By my estimation, the turning point of Rodriguez's year (and of his career) didn't just happen with his steroid confession. As a lifelong Yankee fan, I sensed the A-wakening showing its first signs roughly around May 19 or so, coinciding right around the time that gossip columns reported Rodriguez canoodling with Kate Hudson. Soon after, Rodriguez really hit his stride and the rest of the team seemed to respond as a result. After Hudson and Rodriguez shared their first public smooch at Yankee Stadium on July 26, the team went on to win 55 games and lose only 25 -- it was as if their collective fate was sealed with that kiss.

But the story doesn't end there, the more hot-and-heavy the couple got, the more Rodriguez's production at the plate soared. On September 2, In Touch reported that Alex and Kate were shacking up together, a month in which Rodriguez would go on to bat over .350. In October, friends of Hudson told Us Weekly that Kate (bringing new meaning to the nickname "A-Rod") couldn't keep quiet about all the great sex that she and the slugger had been having. Was it mere coincidence that Rodriguez would arguably have a better October than had ever been had by Mr. October himself, Reggie Jackson?

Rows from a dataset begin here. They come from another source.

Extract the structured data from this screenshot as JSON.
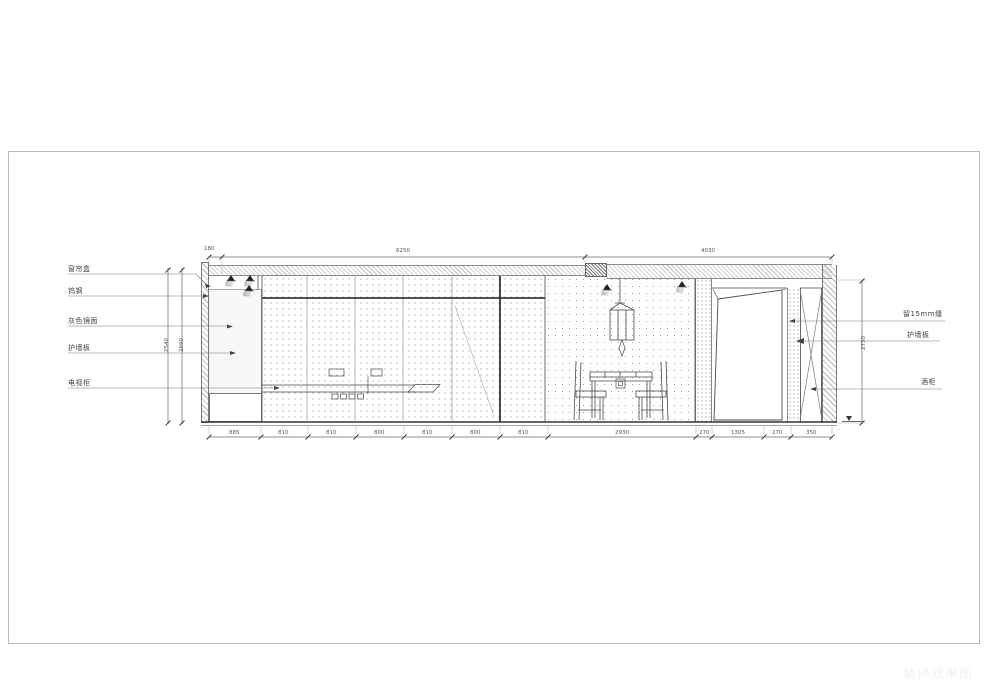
{
  "labels_left": {
    "curtain_box": "窗帘盒",
    "metal_trim": "钨钢",
    "gray_mirror": "灰色镜面",
    "wall_panel": "护墙板",
    "tv_cabinet": "电视柜"
  },
  "labels_right": {
    "gap": "留15mm缝",
    "wall_panel": "护墙板",
    "wine_cabinet": "酒柜"
  },
  "dims": {
    "top": {
      "d1": "180",
      "d2": "6250",
      "d3": "4030"
    },
    "bottom": [
      "885",
      "810",
      "810",
      "800",
      "810",
      "800",
      "810",
      "2930",
      "270",
      "1305",
      "270",
      "350"
    ],
    "left_vertical": {
      "inner": "2540",
      "outer": "2690"
    },
    "right_vertical": "2730"
  },
  "fixtures": {
    "downlight_label": "筒灯"
  },
  "watermark": "装修效果图",
  "colors": {
    "line": "#4a4a4a",
    "heavy_line": "#333333",
    "hatch": "#8a8a8a",
    "paper": "#ffffff"
  }
}
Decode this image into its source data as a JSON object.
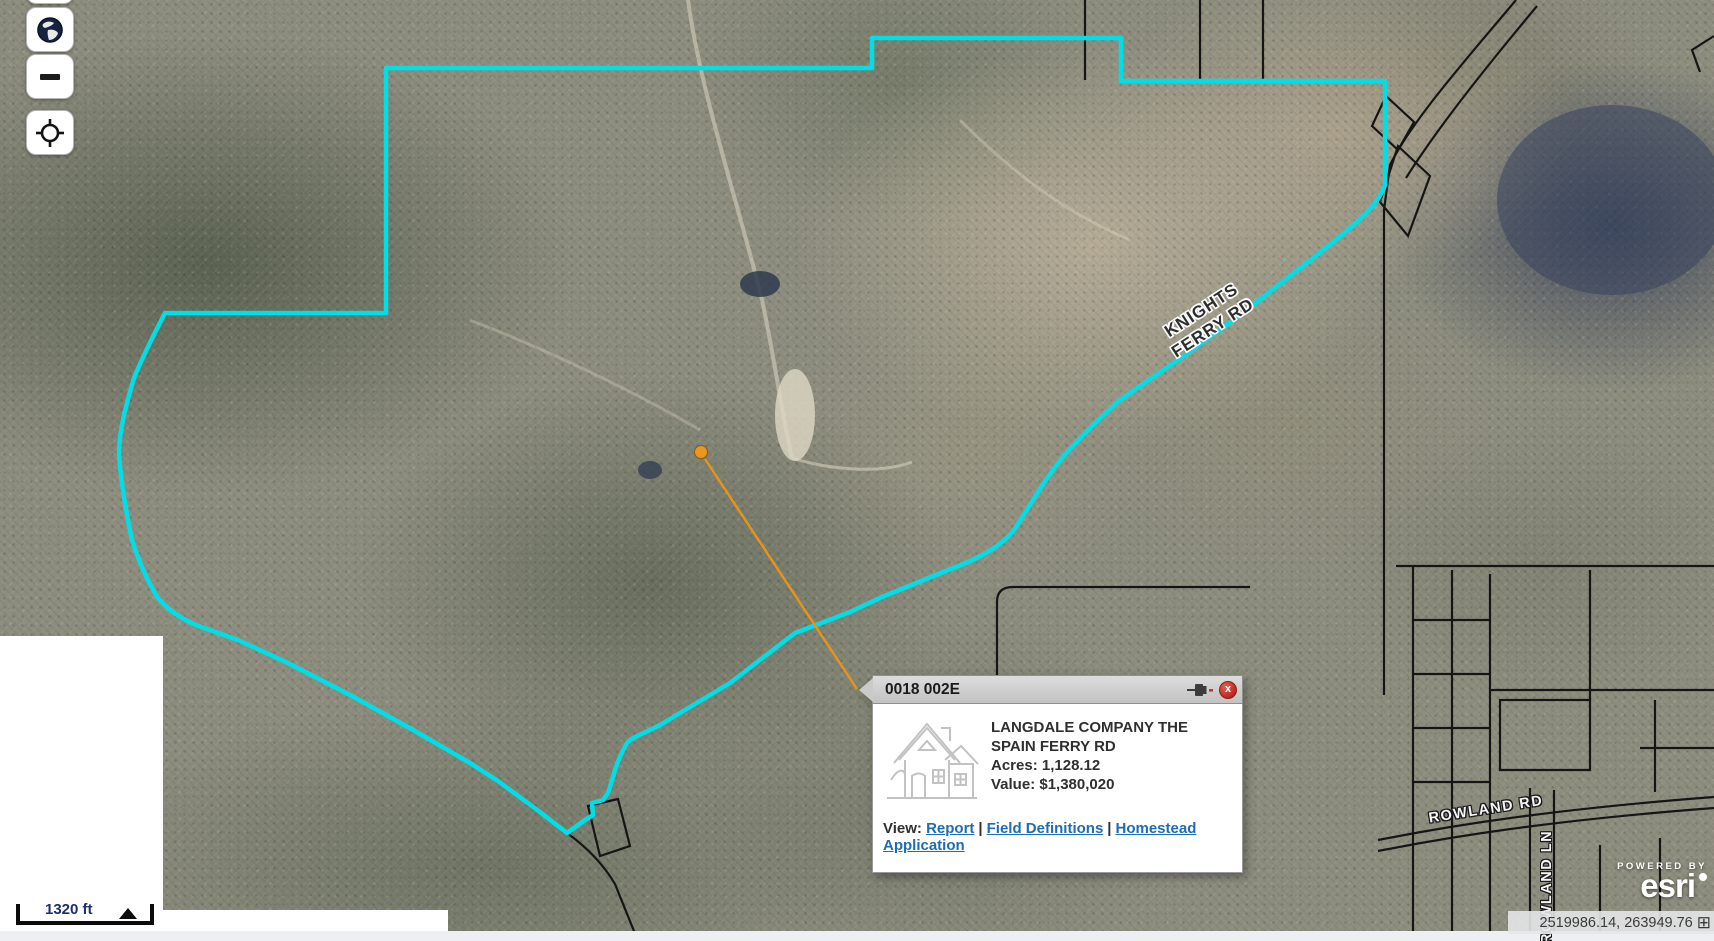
{
  "popup": {
    "title": "0018 002E",
    "owner": "LANGDALE COMPANY THE",
    "address": "SPAIN FERRY RD",
    "acres_label": "Acres:",
    "acres_value": "1,128.12",
    "value_label": "Value:",
    "value_value": "$1,380,020",
    "view_label": "View:",
    "separator": "|",
    "links": [
      "Report",
      "Field Definitions",
      "Homestead Application"
    ]
  },
  "road_labels": {
    "knights_ferry_line1": "KNIGHTS",
    "knights_ferry_line2": "FERRY RD",
    "rowland_rd": "ROWLAND RD",
    "rowland_ln": "ROWLAND LN"
  },
  "scale_bar": {
    "distance": "1320 ft"
  },
  "status_bar": {
    "coordinates": "2519986.14, 263949.76"
  },
  "attribution": {
    "powered_by": "POWERED BY",
    "brand": "esri"
  },
  "icons": {
    "globe": "globe-icon",
    "zoom_out": "minus-icon",
    "locate": "crosshair-locate-icon",
    "pin": "pushpin-icon",
    "close": "close-x-icon",
    "expand": "expand-coordinates-icon"
  },
  "colors": {
    "parcel_outline": "#00dfe8",
    "leader_line": "#e8941a",
    "link_blue": "#1d6cb5",
    "close_red": "#b3271d",
    "popup_header_gray": "#cccccc",
    "scale_text_navy": "#1c2f6e"
  }
}
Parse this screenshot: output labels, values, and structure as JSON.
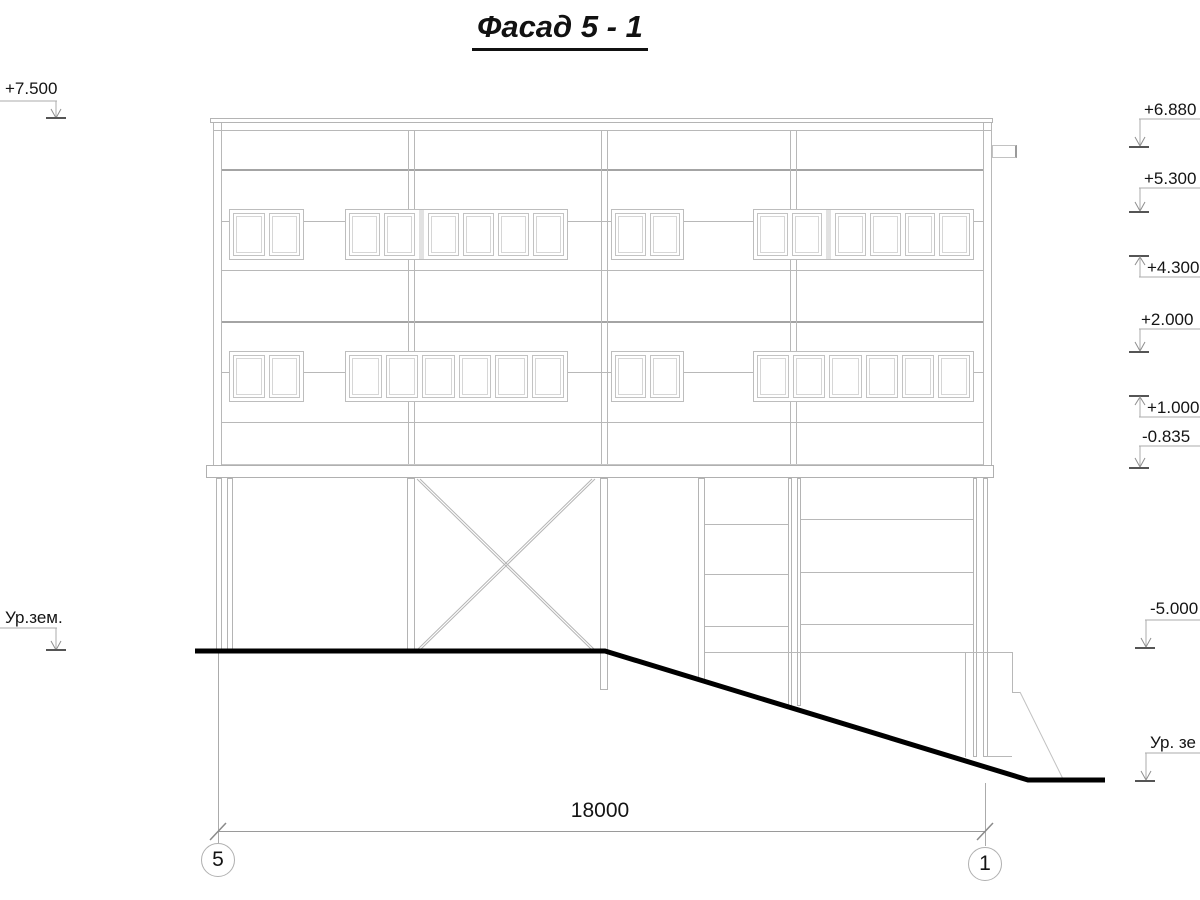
{
  "title": "Фасад 5 - 1",
  "markers": {
    "left": [
      {
        "label": "+7.500"
      },
      {
        "label": "Ур.зем."
      }
    ],
    "right": [
      {
        "label": "+6.880"
      },
      {
        "label": "+5.300"
      },
      {
        "label": "+4.300"
      },
      {
        "label": "+2.000"
      },
      {
        "label": "+1.000"
      },
      {
        "label": "-0.835"
      },
      {
        "label": "-5.000"
      },
      {
        "label": "Ур. зе"
      }
    ]
  },
  "dimension": {
    "value": "18000"
  },
  "grid_axes": [
    {
      "label": "5"
    },
    {
      "label": "1"
    }
  ],
  "colors": {
    "line": "#b8b8b8",
    "ground": "#000000",
    "text": "#141414"
  }
}
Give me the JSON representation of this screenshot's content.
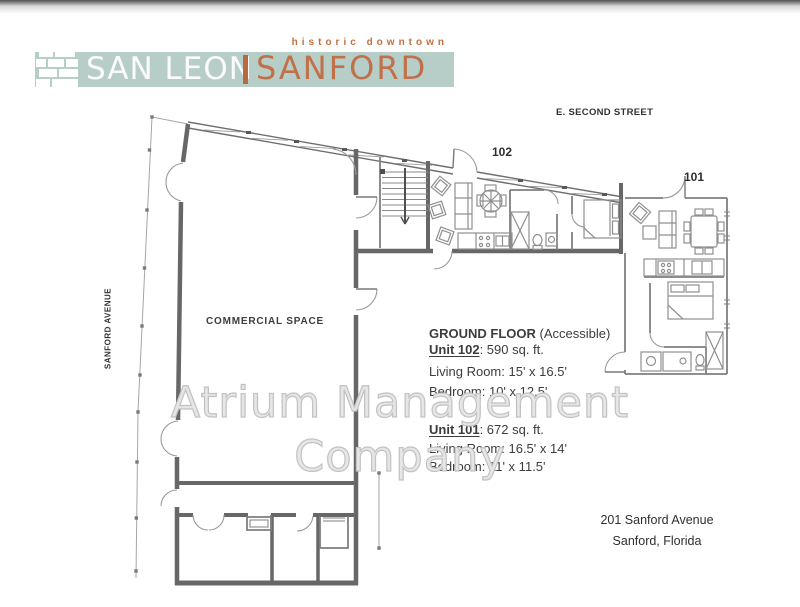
{
  "brand": {
    "tagline": "historic downtown",
    "name_left": "SAN LEON",
    "name_right": "SANFORD",
    "icon": "brick-pattern-icon",
    "colors": {
      "bar_teal": "#b7cec8",
      "orange": "#c0714a",
      "divider_orange": "#b9693f",
      "name_white": "#fafbfa"
    }
  },
  "plan": {
    "street_label": "E. SECOND STREET",
    "avenue_label": "SANFORD AVENUE",
    "commercial_label": "COMMERCIAL SPACE",
    "unit_labels": {
      "upper": "102",
      "right": "101"
    }
  },
  "info": {
    "title": "GROUND FLOOR",
    "subtitle": "(Accessible)",
    "units": [
      {
        "name": "Unit 102",
        "area": ":  590 sq. ft.",
        "lines": [
          "Living Room: 15' x 16.5'",
          "Bedroom: 10' x 12.5'"
        ]
      },
      {
        "name": "Unit 101",
        "area": ":  672 sq. ft.",
        "lines": [
          "Living Room: 16.5' x 14'",
          "Bedroom: 11' x 11.5'"
        ]
      }
    ]
  },
  "address": {
    "line1": "201 Sanford Avenue",
    "line2": "Sanford, Florida"
  },
  "watermark": {
    "line1": "Atrium Management",
    "line2": "Company"
  }
}
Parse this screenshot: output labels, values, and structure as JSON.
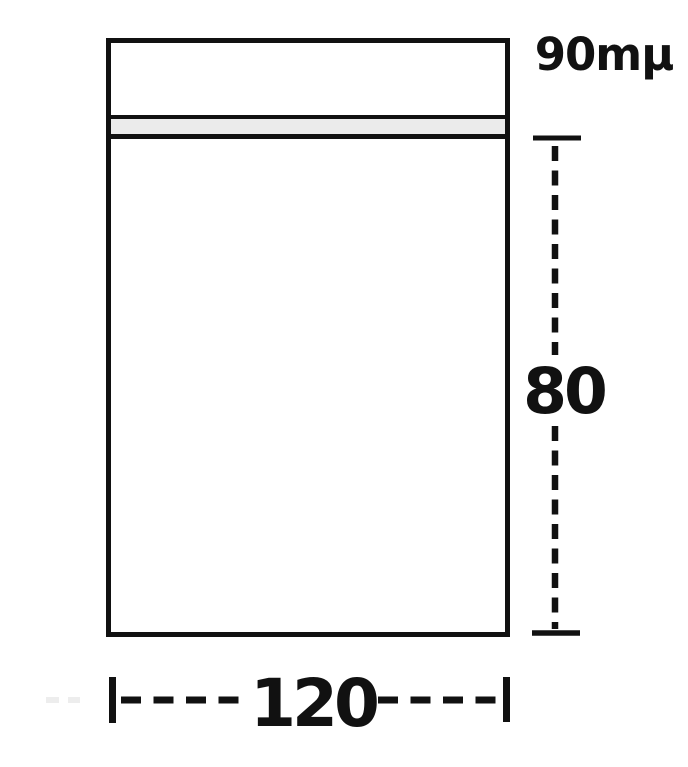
{
  "diagram": {
    "labels": {
      "thickness": "90mµ",
      "height": "80",
      "width": "120"
    },
    "colors": {
      "line": "#111111",
      "seal_fill": "#ebebeb",
      "background": "#ffffff",
      "faint_mark": "#ededed"
    }
  }
}
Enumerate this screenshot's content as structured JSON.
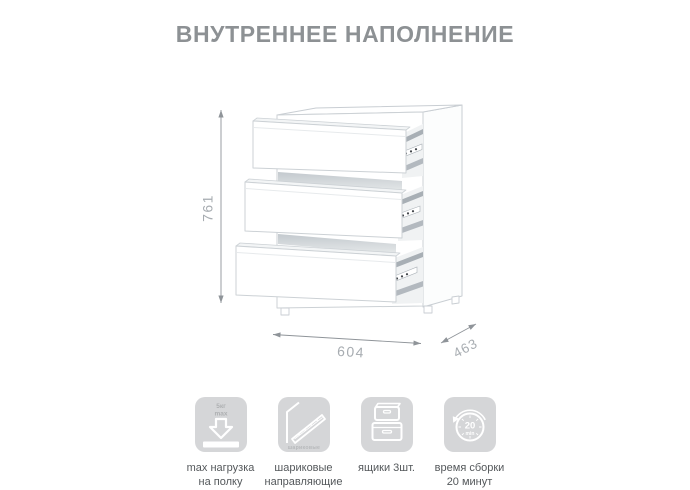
{
  "page": {
    "title": "ВНУТРЕННЕЕ НАПОЛНЕНИЕ"
  },
  "diagram": {
    "subject": "chest-of-drawers-three-drawers-open",
    "dimensions": {
      "height": "761",
      "width": "604",
      "depth": "463"
    }
  },
  "features": [
    {
      "icon": "max-load-icon",
      "icon_lines": [
        "5кг",
        "max"
      ],
      "caption_lines": [
        "max нагрузка",
        "на полку"
      ]
    },
    {
      "icon": "ball-bearing-slides-icon",
      "icon_label": "шариковые",
      "caption_lines": [
        "шариковые",
        "направляющие"
      ]
    },
    {
      "icon": "drawers-icon",
      "caption_lines": [
        "ящики 3шт.",
        ""
      ]
    },
    {
      "icon": "assembly-time-icon",
      "icon_lines": [
        "20",
        "min"
      ],
      "caption_lines": [
        "время сборки",
        "20 минут"
      ]
    }
  ],
  "colors": {
    "background": "#ffffff",
    "title": "#8d9194",
    "caption": "#54585b",
    "tile_background": "#d5d6d8",
    "dimension_line": "#8f9499",
    "dimension_label": "#a7acb1",
    "drawing_outline": "#c9ced3"
  }
}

For the postseason, Rodriguez finished at .365 with six home runs and a franchise-record 18 RBIs, 8 of which tied or gave the Yankees the lead.

My point isn't that the steroids drama didn't impact Rodriguez's remarkable journey this year, but that sports journalists have delved into every aspect of Rodriguez's private life to provide context for his success this past season but for some reason have shied away from the elephant in the room. It might sound more like the stuff of the bar room than the newsroom, but the facts seem to warrant the question I'd like to ask: Is A-Rod's story about the power of redemption or is it about the power of the pussy?